2) Is it my duty as an appraiser to notify the lender that there were no permits filed for the work?
Thank you for all the insight and help you provide! I await your response.
Nechama D. Arnold
Arnold Appraisal Group, Inc
Millions of home improvements are made every year without building permits. Most appraisers don't get into the legality of an improvement they observe, unless they have some reason to suspect that it was made without a permit. In that case, they would be required to report their suspicions and comment what effect -- if any -- this has on the value of the property. I would be very careful about interviewing an owner. The safest thing you can ask would be, "Is there anything you would like to tell me that you think would be helpful to me in making this appraisal?" The problem is that they will start to ask you questions about the appraisal, and unless the lender/client has authorized you to discuss the appraisal with the homeowner, it is a violation of the USPAP to do so.

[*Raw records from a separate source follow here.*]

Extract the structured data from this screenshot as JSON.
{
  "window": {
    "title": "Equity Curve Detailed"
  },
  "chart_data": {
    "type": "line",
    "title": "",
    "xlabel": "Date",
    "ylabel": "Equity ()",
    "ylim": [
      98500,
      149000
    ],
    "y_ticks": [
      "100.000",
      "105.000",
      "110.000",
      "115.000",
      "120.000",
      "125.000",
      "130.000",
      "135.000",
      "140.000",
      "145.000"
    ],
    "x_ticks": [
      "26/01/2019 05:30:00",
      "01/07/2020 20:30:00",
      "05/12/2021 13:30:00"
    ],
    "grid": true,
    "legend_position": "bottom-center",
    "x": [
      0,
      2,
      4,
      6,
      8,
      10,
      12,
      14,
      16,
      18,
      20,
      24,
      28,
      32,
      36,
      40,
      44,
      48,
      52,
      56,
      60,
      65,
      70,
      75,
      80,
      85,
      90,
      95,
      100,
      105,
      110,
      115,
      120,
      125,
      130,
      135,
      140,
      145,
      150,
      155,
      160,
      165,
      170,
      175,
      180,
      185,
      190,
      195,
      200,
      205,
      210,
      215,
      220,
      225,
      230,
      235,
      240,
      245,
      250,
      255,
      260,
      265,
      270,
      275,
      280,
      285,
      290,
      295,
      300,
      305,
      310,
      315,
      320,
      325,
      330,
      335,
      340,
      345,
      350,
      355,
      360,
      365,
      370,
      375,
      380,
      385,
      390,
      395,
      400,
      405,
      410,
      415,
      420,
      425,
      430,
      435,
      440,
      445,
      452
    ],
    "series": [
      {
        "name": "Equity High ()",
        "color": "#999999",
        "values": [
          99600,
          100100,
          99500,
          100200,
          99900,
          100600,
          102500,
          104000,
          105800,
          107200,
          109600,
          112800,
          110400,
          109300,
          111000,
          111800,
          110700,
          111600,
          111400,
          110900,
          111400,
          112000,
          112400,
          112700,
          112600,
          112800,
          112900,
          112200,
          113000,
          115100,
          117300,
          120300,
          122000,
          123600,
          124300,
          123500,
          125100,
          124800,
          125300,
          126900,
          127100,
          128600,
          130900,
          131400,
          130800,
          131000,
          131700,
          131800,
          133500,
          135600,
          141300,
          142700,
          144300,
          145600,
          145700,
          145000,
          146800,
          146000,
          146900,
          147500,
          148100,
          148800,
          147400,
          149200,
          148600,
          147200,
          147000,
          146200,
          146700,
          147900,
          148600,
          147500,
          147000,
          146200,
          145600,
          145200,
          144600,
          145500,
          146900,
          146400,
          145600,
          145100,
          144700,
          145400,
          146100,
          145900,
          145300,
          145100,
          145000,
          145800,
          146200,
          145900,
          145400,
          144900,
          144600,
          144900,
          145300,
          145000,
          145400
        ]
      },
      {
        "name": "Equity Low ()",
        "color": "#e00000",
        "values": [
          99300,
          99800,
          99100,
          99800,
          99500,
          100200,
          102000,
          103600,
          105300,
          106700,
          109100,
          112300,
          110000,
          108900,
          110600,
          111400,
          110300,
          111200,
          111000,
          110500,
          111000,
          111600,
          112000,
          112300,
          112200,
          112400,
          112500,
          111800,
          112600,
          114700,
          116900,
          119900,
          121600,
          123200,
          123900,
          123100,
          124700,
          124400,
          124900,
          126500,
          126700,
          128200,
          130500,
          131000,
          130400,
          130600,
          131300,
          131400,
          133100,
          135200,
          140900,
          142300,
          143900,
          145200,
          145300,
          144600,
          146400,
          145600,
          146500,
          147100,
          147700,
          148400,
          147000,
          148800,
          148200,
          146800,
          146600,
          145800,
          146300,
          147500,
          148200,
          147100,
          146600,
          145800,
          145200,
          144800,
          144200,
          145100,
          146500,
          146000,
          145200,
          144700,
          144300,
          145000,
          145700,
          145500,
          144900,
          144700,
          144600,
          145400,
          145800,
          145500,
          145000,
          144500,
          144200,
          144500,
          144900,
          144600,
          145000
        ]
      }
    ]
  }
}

All things being equal, what you see is what you appraise. However, if you suspect the property is an illegal use, you must report it and state the basis of your suspicions. It is appropriate for you to ask a building inspector for a record of the permits that have been taken out on any property that you are appraising — but not ask if there is a permit for any specific upgrade. If this triggers an inspection, you and your lender/client run the risk of getting sued. You should quote the building inspector if you think what he told you was significant.
I think an appraisal report should speak for itself. I would think twice before volunteering to a lender/client any information that was not in the appraisal report. When a lender asks you specific questions about your appraisal, you probably should answer them preferrably in writing, and only if the information is not confidential. This is the problem with interviewing homeowners. If they give you some negative information about the property, and then say it is confidential, you are in a professional Catch 22. You are obliged to report negative information about the subject, but you are also required to respect confidentiality.